CPSC: Injuries Rise Dramatically for Those 75 and Over

February 14, 2005

In 2002, more than 1.45 million Americans 65 years and older went to hospital emergency rooms with consumer product-related injuries.

According to a new study titled “Special Report: Emergency Room Injuries Adults 65 and Older,” consumers in that age group are increasingly at risk for product-related injuries in or around the home, especially falls. The report is being announced to coincide with the kickoff of a major education campaign by the U.S. Consumer Product Safety Commission (CPSC) and the National Safety Council (NSC).

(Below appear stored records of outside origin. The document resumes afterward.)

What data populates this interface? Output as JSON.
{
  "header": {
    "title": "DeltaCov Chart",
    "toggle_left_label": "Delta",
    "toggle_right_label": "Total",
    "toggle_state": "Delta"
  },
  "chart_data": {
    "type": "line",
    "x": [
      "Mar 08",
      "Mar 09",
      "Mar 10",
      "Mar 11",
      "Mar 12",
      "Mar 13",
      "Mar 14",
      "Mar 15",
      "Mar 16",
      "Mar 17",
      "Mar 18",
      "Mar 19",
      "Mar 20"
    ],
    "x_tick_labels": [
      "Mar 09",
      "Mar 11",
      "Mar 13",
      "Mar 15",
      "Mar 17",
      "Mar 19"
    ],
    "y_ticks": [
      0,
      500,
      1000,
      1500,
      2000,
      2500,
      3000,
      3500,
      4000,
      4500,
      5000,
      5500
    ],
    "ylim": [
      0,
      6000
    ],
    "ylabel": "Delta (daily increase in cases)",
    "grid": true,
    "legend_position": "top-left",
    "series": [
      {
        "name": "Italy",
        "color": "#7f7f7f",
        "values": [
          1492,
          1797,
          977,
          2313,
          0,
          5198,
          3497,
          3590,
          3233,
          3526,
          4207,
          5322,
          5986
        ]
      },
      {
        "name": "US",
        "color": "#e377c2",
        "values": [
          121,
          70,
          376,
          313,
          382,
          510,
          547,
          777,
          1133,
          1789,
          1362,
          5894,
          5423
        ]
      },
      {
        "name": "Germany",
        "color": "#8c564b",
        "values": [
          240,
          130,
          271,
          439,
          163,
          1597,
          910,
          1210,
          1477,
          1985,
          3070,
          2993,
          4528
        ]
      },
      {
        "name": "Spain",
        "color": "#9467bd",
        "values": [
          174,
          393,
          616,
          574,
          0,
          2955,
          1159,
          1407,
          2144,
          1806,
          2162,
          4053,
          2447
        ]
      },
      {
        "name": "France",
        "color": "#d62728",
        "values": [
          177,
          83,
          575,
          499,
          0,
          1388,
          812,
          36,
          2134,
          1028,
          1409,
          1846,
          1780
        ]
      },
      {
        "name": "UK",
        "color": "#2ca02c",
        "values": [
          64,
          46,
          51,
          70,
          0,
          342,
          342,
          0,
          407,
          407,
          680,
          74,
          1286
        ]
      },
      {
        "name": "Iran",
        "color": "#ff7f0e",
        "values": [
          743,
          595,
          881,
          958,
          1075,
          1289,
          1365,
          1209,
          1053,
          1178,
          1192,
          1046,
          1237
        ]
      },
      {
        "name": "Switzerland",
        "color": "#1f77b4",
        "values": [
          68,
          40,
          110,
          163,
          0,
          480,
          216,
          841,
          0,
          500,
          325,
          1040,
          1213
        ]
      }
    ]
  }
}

The special report finds those 75 years and older especially vulnerable. From 1991 to 2002, the number of people 75 and older treated in a U.S. hospital emergency room for a product-related injury jumped 73 percent. During the same time frame, their population grew just 27 percent. Those 75 years and older are twice as likely as adults 65 to 74 to have emergency room-treated injuries from consumer products.

“These are preventable injuries,” said CPSC Chairman Hal Stratton. “Older Americans are living longer and are more active than ever. We want them to enjoy themselves free from debilitating injury.”

CPSC estimates product-related injuries and deaths involving those 65 and older cost the U.S. more than $100 billion every year.

“Falls and injuries among the elderly are issues of extreme importance to the National Safety Council,” said Alan McMillan, NSC president and CEO. “According to our 2003 data, more than 15,000 Americans 65 and older died as a result of unintentional injuries in the home. We need to take steps now in order to address this urgent national issue.”

Falls are the leading cause of unintentional injury at home among Americans 65 and older. Injuries include falling and tripping on stairs, in bathtubs, off ladders and step stools, over garden hoses, dog leashes, and household appliance cords.

Among more active older consumers, the report cites sports-related deaths and injuries. CPSC has reports of 100 drowning deaths in one year among those 65 and older, a disproportionate share.
Fires are also a hazard. Cooking fires and clothing ignition while cooking are a major hazard for older people.

Those 75 and older are one of the fastest-growing segments of the U.S. population, and older consumers are also increasingly involved in exercise and sports.